Octavio Paz was one of the most outstanding poets in Mexico, as his works have captivated for years. From a young age, he found his vocation, because when he was just 17 years old, he published his first poems in the magazine Barandal, and later directed the magazines Taller, in 1939, and Prodigal Son, in 1943.

On a trip to Spain, he had contact with some intellectuals from that country, and with Pablo Neruda, who strongly influenced him in his poetic work. After publishing Luna Silvestre (1933) and the poetry book dedicated to the Spanish civil war, They will not pass! (1936), edited by Root of Man (1937), Under Your Clear Shadow (1937), Between Stone and Flower (1941) and At the Edge of the World (1942).

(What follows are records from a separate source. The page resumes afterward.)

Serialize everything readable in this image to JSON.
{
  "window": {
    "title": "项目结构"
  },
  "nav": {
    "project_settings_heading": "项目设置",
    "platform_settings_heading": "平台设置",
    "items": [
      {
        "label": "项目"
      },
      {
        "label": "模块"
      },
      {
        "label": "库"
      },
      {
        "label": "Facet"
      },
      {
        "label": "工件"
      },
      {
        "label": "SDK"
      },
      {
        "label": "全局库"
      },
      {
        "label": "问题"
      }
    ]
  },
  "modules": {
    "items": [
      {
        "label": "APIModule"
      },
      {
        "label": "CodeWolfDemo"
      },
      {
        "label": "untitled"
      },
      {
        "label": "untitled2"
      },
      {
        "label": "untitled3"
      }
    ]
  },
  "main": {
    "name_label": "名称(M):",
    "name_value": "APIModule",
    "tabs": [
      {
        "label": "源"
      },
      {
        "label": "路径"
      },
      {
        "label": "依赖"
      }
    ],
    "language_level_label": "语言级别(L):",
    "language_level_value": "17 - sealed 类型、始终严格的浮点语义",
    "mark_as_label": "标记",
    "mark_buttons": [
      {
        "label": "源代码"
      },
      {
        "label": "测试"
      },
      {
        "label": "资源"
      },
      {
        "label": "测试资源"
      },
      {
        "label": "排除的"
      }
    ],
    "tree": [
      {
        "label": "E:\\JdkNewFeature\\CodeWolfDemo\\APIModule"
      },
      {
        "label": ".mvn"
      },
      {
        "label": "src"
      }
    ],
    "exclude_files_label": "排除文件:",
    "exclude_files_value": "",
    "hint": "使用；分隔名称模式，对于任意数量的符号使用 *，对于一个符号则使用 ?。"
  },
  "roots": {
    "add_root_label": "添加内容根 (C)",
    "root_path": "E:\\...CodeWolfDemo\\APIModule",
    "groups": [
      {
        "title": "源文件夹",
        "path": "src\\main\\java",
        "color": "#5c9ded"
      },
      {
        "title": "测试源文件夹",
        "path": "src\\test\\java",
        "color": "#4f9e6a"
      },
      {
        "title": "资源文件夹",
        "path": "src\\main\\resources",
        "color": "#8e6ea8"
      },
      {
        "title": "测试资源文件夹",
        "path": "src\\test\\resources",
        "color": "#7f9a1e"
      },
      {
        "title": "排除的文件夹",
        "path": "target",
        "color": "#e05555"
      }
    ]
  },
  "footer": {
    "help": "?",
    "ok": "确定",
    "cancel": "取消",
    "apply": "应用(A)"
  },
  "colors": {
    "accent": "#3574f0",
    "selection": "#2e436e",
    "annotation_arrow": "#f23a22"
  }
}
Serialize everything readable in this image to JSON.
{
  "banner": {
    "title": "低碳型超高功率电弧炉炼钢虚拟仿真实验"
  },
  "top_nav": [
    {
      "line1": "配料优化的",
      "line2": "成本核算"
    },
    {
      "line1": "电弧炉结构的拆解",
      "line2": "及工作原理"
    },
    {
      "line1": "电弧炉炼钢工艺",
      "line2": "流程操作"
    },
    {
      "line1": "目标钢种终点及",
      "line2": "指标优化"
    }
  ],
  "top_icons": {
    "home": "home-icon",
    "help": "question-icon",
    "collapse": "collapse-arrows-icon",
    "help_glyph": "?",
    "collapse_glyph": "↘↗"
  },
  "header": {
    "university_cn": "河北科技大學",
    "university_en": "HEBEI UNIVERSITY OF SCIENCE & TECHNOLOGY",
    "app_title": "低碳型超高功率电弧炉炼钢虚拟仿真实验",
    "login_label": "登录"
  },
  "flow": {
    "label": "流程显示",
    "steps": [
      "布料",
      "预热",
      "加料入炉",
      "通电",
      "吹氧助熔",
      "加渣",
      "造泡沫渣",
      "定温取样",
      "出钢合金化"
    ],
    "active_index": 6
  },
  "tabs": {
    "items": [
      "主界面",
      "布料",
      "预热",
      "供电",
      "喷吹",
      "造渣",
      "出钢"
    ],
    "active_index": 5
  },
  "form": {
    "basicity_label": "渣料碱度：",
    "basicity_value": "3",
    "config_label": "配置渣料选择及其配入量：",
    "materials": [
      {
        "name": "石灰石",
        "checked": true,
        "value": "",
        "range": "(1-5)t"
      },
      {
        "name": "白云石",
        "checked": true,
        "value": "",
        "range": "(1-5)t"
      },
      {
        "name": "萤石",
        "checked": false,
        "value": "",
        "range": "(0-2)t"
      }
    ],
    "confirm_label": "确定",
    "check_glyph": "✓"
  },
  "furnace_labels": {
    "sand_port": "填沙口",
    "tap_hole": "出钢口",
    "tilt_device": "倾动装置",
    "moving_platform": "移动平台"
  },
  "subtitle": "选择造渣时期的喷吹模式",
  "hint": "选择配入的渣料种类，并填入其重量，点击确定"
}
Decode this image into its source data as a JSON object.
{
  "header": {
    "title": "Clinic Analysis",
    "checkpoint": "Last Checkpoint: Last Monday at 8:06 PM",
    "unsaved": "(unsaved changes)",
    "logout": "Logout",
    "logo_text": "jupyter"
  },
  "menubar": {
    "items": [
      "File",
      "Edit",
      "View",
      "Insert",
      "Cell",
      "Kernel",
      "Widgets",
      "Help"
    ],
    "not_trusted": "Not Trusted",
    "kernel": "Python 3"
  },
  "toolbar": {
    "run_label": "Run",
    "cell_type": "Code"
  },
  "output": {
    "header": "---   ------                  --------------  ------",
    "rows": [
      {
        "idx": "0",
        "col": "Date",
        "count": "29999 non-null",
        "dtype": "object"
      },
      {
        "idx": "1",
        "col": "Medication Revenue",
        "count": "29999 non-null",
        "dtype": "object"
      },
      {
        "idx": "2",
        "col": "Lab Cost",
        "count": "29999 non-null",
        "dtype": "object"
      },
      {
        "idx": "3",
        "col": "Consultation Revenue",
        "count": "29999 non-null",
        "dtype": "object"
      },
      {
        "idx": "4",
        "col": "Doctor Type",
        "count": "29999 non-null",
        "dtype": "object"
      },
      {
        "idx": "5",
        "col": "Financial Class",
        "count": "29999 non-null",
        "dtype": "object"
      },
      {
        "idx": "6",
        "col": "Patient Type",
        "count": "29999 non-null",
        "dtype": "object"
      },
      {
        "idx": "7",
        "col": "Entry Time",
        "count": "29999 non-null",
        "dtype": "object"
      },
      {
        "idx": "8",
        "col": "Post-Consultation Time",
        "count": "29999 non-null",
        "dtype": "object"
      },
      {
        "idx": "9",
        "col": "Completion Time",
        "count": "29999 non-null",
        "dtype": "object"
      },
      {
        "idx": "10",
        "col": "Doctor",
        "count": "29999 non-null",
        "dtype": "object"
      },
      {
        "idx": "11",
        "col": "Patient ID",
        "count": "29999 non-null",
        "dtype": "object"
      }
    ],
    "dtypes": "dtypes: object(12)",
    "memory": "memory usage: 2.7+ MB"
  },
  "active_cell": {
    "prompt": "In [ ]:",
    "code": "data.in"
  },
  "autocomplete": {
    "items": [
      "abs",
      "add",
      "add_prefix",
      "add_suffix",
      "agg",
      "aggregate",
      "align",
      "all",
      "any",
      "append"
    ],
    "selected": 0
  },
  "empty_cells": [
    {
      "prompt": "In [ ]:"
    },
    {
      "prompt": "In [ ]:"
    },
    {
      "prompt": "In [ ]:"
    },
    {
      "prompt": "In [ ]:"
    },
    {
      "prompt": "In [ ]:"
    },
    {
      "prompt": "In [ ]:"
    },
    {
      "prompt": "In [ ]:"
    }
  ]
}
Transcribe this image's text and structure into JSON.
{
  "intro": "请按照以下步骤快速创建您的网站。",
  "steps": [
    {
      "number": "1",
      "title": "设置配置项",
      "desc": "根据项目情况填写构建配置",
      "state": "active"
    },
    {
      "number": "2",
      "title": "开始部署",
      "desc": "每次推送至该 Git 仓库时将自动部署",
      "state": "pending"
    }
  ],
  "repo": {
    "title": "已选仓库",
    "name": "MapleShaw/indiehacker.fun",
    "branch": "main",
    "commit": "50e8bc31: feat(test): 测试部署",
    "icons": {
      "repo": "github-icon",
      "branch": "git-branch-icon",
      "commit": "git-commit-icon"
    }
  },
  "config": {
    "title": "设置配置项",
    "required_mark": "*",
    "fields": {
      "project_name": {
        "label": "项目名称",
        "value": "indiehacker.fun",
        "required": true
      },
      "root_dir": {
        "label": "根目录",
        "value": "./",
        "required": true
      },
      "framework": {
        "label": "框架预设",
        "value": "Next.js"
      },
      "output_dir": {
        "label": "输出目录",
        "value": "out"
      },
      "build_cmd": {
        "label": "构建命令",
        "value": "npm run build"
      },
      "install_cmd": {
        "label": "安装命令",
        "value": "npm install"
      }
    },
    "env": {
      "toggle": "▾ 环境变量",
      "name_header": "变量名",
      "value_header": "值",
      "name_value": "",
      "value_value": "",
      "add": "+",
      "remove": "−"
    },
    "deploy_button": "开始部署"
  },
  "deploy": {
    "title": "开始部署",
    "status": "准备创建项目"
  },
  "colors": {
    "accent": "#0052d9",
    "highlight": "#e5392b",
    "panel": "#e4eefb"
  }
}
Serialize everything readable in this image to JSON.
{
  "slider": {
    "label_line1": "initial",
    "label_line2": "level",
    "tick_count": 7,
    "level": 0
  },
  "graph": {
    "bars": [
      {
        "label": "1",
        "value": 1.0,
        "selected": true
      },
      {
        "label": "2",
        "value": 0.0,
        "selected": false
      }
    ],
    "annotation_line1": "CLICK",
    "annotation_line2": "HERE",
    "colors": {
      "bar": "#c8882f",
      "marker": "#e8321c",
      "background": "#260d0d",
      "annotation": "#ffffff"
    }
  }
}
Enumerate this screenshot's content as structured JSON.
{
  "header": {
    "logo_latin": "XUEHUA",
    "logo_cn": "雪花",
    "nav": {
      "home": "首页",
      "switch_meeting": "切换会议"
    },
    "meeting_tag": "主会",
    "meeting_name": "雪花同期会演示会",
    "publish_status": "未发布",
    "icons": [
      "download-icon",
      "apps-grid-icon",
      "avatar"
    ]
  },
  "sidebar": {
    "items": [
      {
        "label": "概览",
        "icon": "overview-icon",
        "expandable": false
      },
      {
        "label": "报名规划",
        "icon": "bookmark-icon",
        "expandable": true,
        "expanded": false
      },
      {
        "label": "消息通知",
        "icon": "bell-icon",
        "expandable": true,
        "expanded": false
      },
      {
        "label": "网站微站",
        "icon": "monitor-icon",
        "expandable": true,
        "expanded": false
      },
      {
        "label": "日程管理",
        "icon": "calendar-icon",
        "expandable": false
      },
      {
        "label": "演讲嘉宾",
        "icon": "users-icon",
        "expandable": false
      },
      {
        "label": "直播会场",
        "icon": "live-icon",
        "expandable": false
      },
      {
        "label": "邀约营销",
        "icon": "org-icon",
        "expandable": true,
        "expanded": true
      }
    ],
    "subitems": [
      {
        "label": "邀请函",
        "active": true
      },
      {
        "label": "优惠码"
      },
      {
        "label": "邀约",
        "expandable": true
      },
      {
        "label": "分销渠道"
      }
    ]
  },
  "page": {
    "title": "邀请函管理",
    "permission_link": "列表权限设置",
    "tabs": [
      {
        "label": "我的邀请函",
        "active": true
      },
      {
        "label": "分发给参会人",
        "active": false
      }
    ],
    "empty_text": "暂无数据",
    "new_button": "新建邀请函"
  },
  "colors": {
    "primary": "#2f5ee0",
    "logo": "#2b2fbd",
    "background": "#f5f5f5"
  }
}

In the 1950s, he published four fundamental books in his career: Freedom under Word (1949), The Labyrinth of Solitude (1950), portrait of Mexican society, Eagle or Sun? (1951), a book of prose with surrealist influence, and The Arch and the Lyre (1956). His extensive and varied work is completed with numerous poems and essays, including Cuadrivio (1965), East Slope (1968), Toponemes (1969), Visual Discs (1969), The Sign and the Scribble (1973), Grammatic Monkey (1974), Past in Clear (1975), Shadows of Works (1983) and The Double Flame (1993).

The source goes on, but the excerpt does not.